Despite an influx of grants for women filmmakers and new production houses devoted to films made by women, major film festivals still screened three times as many films directed by men as by women between 2016 and 2017, a new study has found.
In its annual “Women in Independent Film” study, released on Wednesday, researchers at the Center for the Study of Women in Television & Film at San Diego University found that 23 high-profile film festivals between June of 2016 and May of 2017 screened an average of 18 narrative films directed by men, compared to an average of just six directed by women. Of the 1,472 films studied, women comprised 28 percent of “key behind-the-scenes roles”—that is, directors, writers, executive producers, producers, editors, and cinematographers. Men made up 72 percent of such roles.

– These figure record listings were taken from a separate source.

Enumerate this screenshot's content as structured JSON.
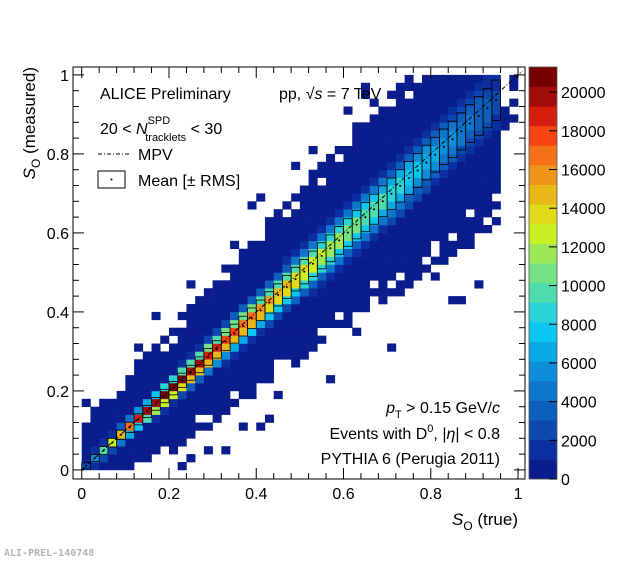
{
  "chart_data": {
    "type": "heatmap",
    "title": "",
    "xlabel": {
      "main": "S",
      "sub": "O",
      "rest": " (true)"
    },
    "ylabel": {
      "main": "S",
      "sub": "O",
      "rest": " (measured)"
    },
    "xlim": [
      -0.02,
      1.016
    ],
    "ylim": [
      -0.023,
      1.02
    ],
    "xticks": [
      "0",
      "0.2",
      "0.4",
      "0.6",
      "0.8",
      "1"
    ],
    "yticks": [
      "0",
      "0.2",
      "0.4",
      "0.6",
      "0.8",
      "1"
    ],
    "bin_width": 0.02,
    "colorbar": {
      "range": [
        0,
        21300
      ],
      "ticks": [
        "0",
        "2000",
        "4000",
        "6000",
        "8000",
        "10000",
        "12000",
        "14000",
        "16000",
        "18000",
        "20000"
      ],
      "colors": [
        "#0a1d8c",
        "#0b2f9e",
        "#0c48ae",
        "#0d5fbe",
        "#0e76cc",
        "#0c8fd8",
        "#09a9e4",
        "#0bc6ee",
        "#2cd3d6",
        "#4edcac",
        "#74e284",
        "#9de858",
        "#c8f024",
        "#dedb1a",
        "#e8b818",
        "#ee9418",
        "#f67018",
        "#f84412",
        "#d41e0e",
        "#a20c08",
        "#760000"
      ]
    },
    "profile": {
      "x": [
        0.01,
        0.03,
        0.05,
        0.07,
        0.09,
        0.11,
        0.13,
        0.15,
        0.17,
        0.19,
        0.21,
        0.23,
        0.25,
        0.27,
        0.29,
        0.31,
        0.33,
        0.35,
        0.37,
        0.39,
        0.41,
        0.43,
        0.45,
        0.47,
        0.49,
        0.51,
        0.53,
        0.55,
        0.57,
        0.59,
        0.61,
        0.63,
        0.65,
        0.67,
        0.69,
        0.71,
        0.73,
        0.75,
        0.77,
        0.79,
        0.81,
        0.83,
        0.85,
        0.87,
        0.89,
        0.91,
        0.93,
        0.95
      ],
      "mean": [
        0.01,
        0.03,
        0.049,
        0.069,
        0.089,
        0.108,
        0.128,
        0.148,
        0.167,
        0.187,
        0.207,
        0.227,
        0.246,
        0.266,
        0.286,
        0.305,
        0.325,
        0.345,
        0.364,
        0.384,
        0.404,
        0.424,
        0.443,
        0.463,
        0.483,
        0.502,
        0.522,
        0.542,
        0.561,
        0.581,
        0.601,
        0.621,
        0.64,
        0.66,
        0.68,
        0.699,
        0.719,
        0.739,
        0.758,
        0.778,
        0.798,
        0.818,
        0.837,
        0.857,
        0.877,
        0.896,
        0.916,
        0.936
      ],
      "rms": [
        0.008,
        0.009,
        0.01,
        0.011,
        0.012,
        0.013,
        0.014,
        0.015,
        0.016,
        0.017,
        0.017,
        0.018,
        0.019,
        0.02,
        0.021,
        0.022,
        0.023,
        0.024,
        0.025,
        0.026,
        0.026,
        0.027,
        0.028,
        0.029,
        0.03,
        0.031,
        0.032,
        0.033,
        0.034,
        0.035,
        0.035,
        0.036,
        0.037,
        0.038,
        0.039,
        0.04,
        0.041,
        0.042,
        0.043,
        0.044,
        0.044,
        0.045,
        0.046,
        0.047,
        0.048,
        0.049,
        0.05,
        0.051
      ],
      "peak": [
        3000,
        6000,
        10000,
        12500,
        15000,
        17000,
        18500,
        19500,
        20500,
        21000,
        21300,
        21000,
        20500,
        20000,
        19500,
        19000,
        18500,
        18000,
        17500,
        17000,
        16500,
        16000,
        15500,
        15000,
        14500,
        14000,
        13500,
        13000,
        12500,
        12000,
        11500,
        11000,
        10500,
        10000,
        9500,
        9000,
        8500,
        8000,
        7500,
        7000,
        6500,
        6000,
        5500,
        5000,
        4500,
        4000,
        3500,
        2500
      ],
      "tail_halfwidth": [
        0.12,
        0.13,
        0.13,
        0.13,
        0.14,
        0.14,
        0.15,
        0.15,
        0.15,
        0.16,
        0.16,
        0.17,
        0.17,
        0.17,
        0.18,
        0.18,
        0.19,
        0.19,
        0.19,
        0.2,
        0.2,
        0.21,
        0.21,
        0.21,
        0.22,
        0.22,
        0.23,
        0.23,
        0.23,
        0.24,
        0.24,
        0.25,
        0.25,
        0.25,
        0.26,
        0.26,
        0.27,
        0.27,
        0.27,
        0.28,
        0.28,
        0.29,
        0.29,
        0.29,
        0.3,
        0.3,
        0.31,
        0.31
      ]
    },
    "legend": {
      "placement": "top-left",
      "entries": [
        {
          "label": "MPV",
          "style": "dash-dot line"
        },
        {
          "label": "Mean [± RMS]",
          "style": "box with dot"
        }
      ]
    },
    "annotations": {
      "experiment": "ALICE Preliminary",
      "system_pre": "pp, ",
      "system_sqrt": "√",
      "system_s": "s",
      "system_post": " = 7 TeV",
      "mult_pre": "20 < ",
      "mult_N": "N",
      "mult_sup": "SPD",
      "mult_sub": "tracklets",
      "mult_post": " < 30",
      "pt_p": "p",
      "pt_sub": "T",
      "pt_post": " > 0.15 GeV/",
      "pt_c": "c",
      "events_pre": "Events with D",
      "events_sup": "0",
      "events_mid": ", |",
      "events_eta": "η",
      "events_post": "| < 0.8",
      "generator": "PYTHIA 6 (Perugia 2011)"
    }
  },
  "watermark": "ALI-PREL-140748"
}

This represents a sight improvement from past figures the Center has collected: Between 2008 and 2015, the previous high of women working in key roles was 26 percent, which was achieved in 2011–12, 2013–14, and 2014–15. In the 2016–17 data set, women also comprised 29 percent of directors, tied with 2011–12 as a recent historical high.

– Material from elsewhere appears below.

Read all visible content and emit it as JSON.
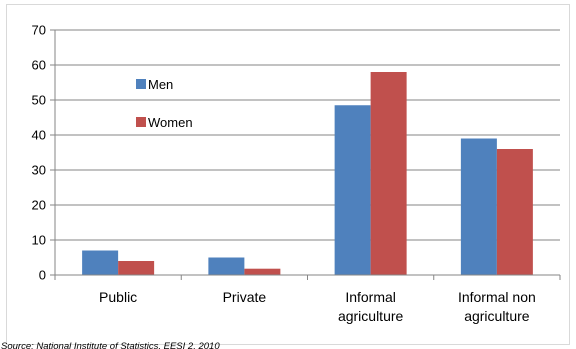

Those details matter, because the film festivals that the Center studied—including Sundance, Telluride, South by Southwest, and New York film festivals—provide crucial platforms for directors seeking distribution and awards attention for their films. Representation at one of these festivals can transform a film’s fate upon release. Sundance has long served as a stage for lucrative distribution deals for films like Manchester by the Sea and Little Miss Sunshine; while Telluride has premiered seven of the last nine Best Picture Oscar winners, including this year’s Moonlight.
“The marketplace capital these high-profile festivals bestow on filmmakers and their films cannot be overstated,” Martha Lauzen, the executive director of the Center, said in a statement. “Inclusion in these festivals provides the vital first step in the public life cycle of films with limited marketing resources, and can boost the reputation of their directors.”

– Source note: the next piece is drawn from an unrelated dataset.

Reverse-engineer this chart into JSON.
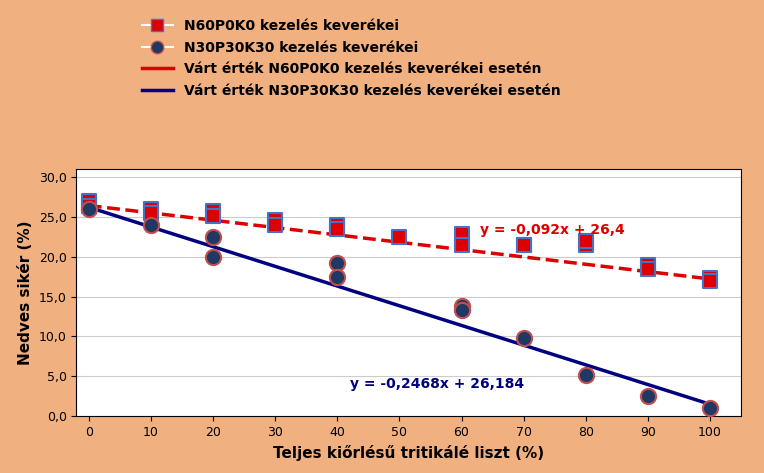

The 2017 Cannes and Sundance festivals were lauded by entertainment journalists for including more female directors—34 percent of directors were female at Sundance the year, as opposed to a nine-year historic average of 27.3 percent; and women directed 16 percent of films at this year’s Cannes, a 2 percent increase from 2016.
These marginal increases, though surely welcome, will do little to bolster women’s involvement on film sets, particularly in lesser roles: The Center’s study found (as others researchers have similarly concluded) that films with at least one female director tended to have higher percentages of female editors, cinematographers, and writers.